KIT-Experte zur Bundestagswahl: „Das neue Wahlsystem ist nicht optimal“

Christian Könemann Stab und Strategie - Gesamtkommunikation
Karlsruher Institut für Technologie

    „Wie gerecht ist unser Wahlsystem?“ Diese Frage stellt Professor Andranik Tangian vom Institut für Volkswirtschaftslehre des Karlsruher Instituts für Technologie (KIT). In einer neuen vierteiligen Studienreihe zur Bundestagswahl 2025 zeigt der Mathematiker, dass kleine Parteien benachteiligt werden, die Sitzverteilung verzerrt ist und sich ein Großteil der Bevölkerung nicht mehr vertreten fühlt. Der Experte, der sich seit vielen Jahren mit der Analyse und mathematischen Theorie der Demokratie beschäftigt, stellt fest: „Der Bundestag spiegelt den Volkswillen nur zum Teil wider.“ Tangians Lösungsidee: ein neues Wahlsystem mit einer „dritten Stimme“.

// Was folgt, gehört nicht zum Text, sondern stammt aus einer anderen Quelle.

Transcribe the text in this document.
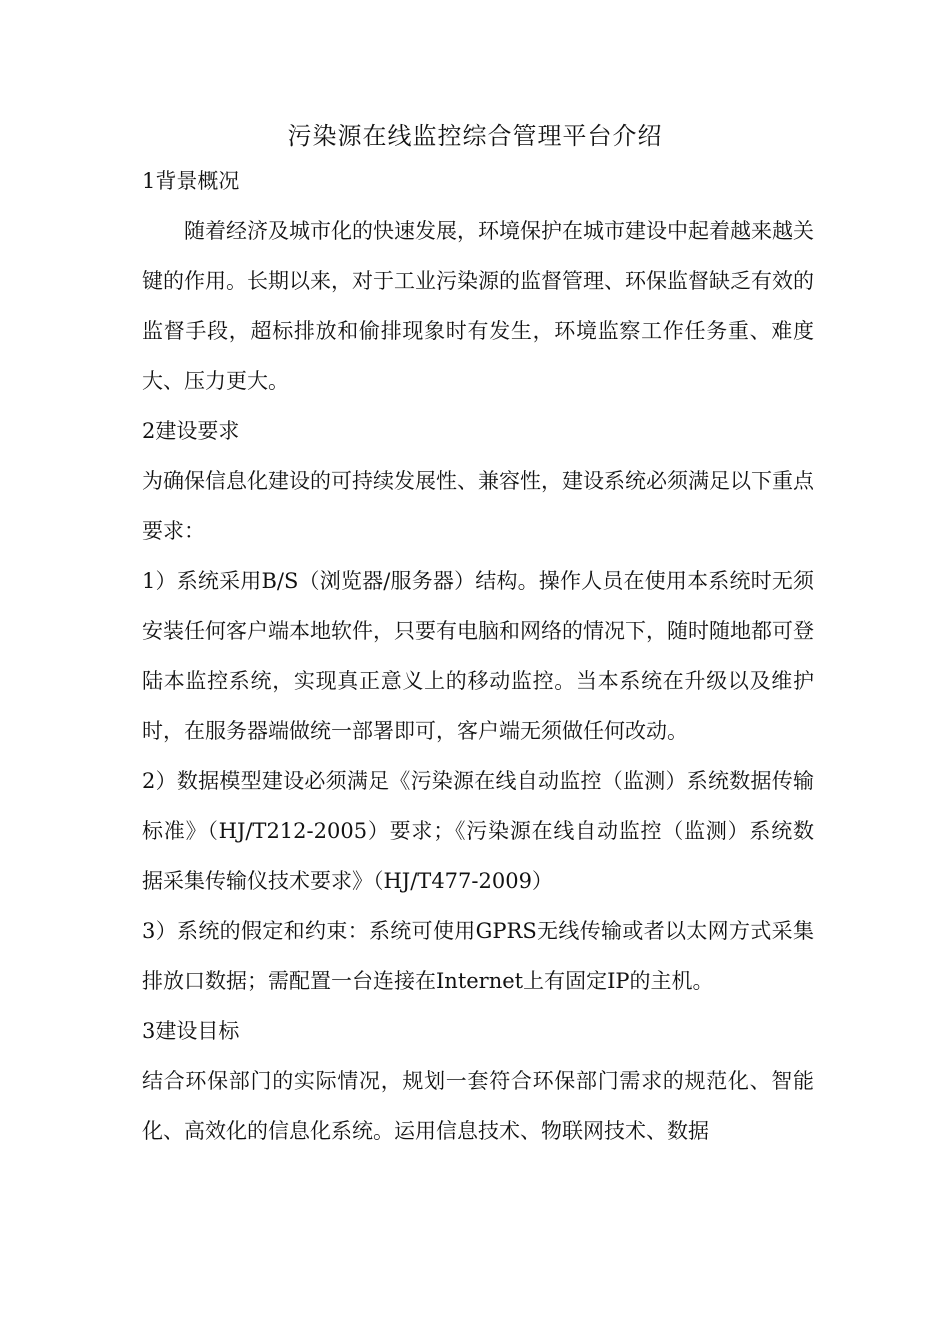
污染源在线监控综合管理平台介绍

1背景概况

随着经济及城市化的快速发展，环境保护在城市建设中起着越来越关键的作用。长期以来，对于工业污染源的监督管理、环保监督缺乏有效的监督手段，超标排放和偷排现象时有发生，环境监察工作任务重、难度大、压力更大。

2建设要求

为确保信息化建设的可持续发展性、兼容性，建设系统必须满足以下重点要求：

1）系统采用B/S（浏览器/服务器）结构。操作人员在使用本系统时无须安装任何客户端本地软件，只要有电脑和网络的情况下，随时随地都可登陆本监控系统，实现真正意义上的移动监控。当本系统在升级以及维护时，在服务器端做统一部署即可，客户端无须做任何改动。

2）数据模型建设必须满足《污染源在线自动监控（监测）系统数据传输标准》（HJ/T212-2005）要求；《污染源在线自动监控（监测）系统数据采集传输仪技术要求》（HJ/T477-2009）

3）系统的假定和约束：系统可使用GPRS无线传输或者以太网方式采集排放口数据；需配置一台连接在Internet上有固定IP的主机。

3建设目标

结合环保部门的实际情况，规划一套符合环保部门需求的规范化、智能化、高效化的信息化系统。运用信息技术、物联网技术、数据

    Studie Teil 1: Unvollkommenheit der Wahlreform

    Die Wahlrechtsreform von 2023/24 sollte den Bundestag verschlanken und effizienter machen. Doch mit der Verkleinerung auf 630 Sitze sind erneut Ungleichgewichte entstanden. „Die Begrenzung führt zu neuen Ungerechtigkeiten – besonders für kleinere Parteien“, sagt Tangian. Der Grund: „Große Parteien holen viele Direktmandate, kleinere Parteien hingegen kaum – obwohl sie bundesweit gleichmäßig Stimmen erhalten.“
    Außerdem: „Das offiziell zur Berechnung der Sitzverteilung im Bundestag verwendete Sainte-Laguë-Verfahren führt manchmal zu suboptimalen Ergebnissen“, erläutert der Experte. „Unsere Studie zeigt, dass die CSU im aktuellen Bundestag einen Sitz zu viel und die CDU einen zu wenig hat.“ Sein Vorschlag: Die Stimmen einzelner Abgeordneter könnten unterschiedlich gewichtet werden, analog zur Beschlussfassung in den Hauptversammlungen von Aktiengesellschaften. „In Aktionärsversammlungen haben Anteilseigner mit vielen Aktien prozentual mehr Stimmanteile.“ So könnten auch die 23 verfallenen Direktmandate im Bundestag 2025 erhalten bleiben: „Die ‚geretteten‘ Direktmandate erhielten dann etwa 10 Prozent weniger Stimmgewicht – aber das erscheint besser, als die 23 Wahlkreise gänzlich ohne direkte Bundestagsvertretung zu belassen.“
    Schließlich bringt der Mathematiker eine differenzierte Gewichtung von Wählerstimmen ins Spiel – abhängig von Wahlbeteiligung, Bevölkerungsdichte und Parteistärke. „Ziel ist, dass alle abgegebenen Stimmen am Ende gleich viel zur Sitzverteilung beitragen – unabhängig davon, wo sie abgegeben wurden.“

    Teil 2: Repräsentativität von Parteien und Bundestag

    Anschaulich wird die Schieflage im von Tangian entwickelten Repräsentativitätsindex, der die Übereinstimmung von Parteipositionen mit der in Umfragen ermittelten öffentlichen Meinung misst. Die größte Übereinstimmung mit dem Meinungsbild der Bevölkerung hat darin die Tierschutzpartei, die nicht im Bundestag vertreten ist. Sie steht mit 66 Prozent Repräsentativität auf Platz 1. Danach folgen auf Platz 2 Die Linke mit 60,1 Prozent, auf Platz 3 Volt mit 59,9 Prozent, auf Platz 4 die AfD mit 59,3 Prozent, auf Platz 5 CDU/CSU mit 58,6 Prozent und abgeschlagen auf Platz 16 mit prozentual geringfügigem Abstand mit 56,3 Prozent die SPD. „Das Beispiel der Tierschutzpartei zeigt exemplarisch, wie eine inhaltlich sehr bürgernahe Partei durch das Wahlsystem nicht zum Zuge kommt“, so Tangian. Denn: „Nicht die Nähe zur Bevölkerung entscheidet über Parlamentssitze, sondern strukturelle Faktoren.“
    Als Beispiel für die konstatierte Repräsentationslücke führt Tangian die aktuelle Regierungskoalition aus CDU/CSU und SPD an, die gemeinsam 51,5 Prozent Repräsentativität erreicht. „Gemessen an diesem Wert, fühlt sich nur knapp mehr als die Hälfte der Bevölkerung durch sie vertreten.“ Ursache hierfür seien vom Volkswillen – wie ihn Umfragen zeigen – abweichende Parteipositionen bei zentralen Themen wie Tempolimit, Sozialausgaben oder Verteidigung.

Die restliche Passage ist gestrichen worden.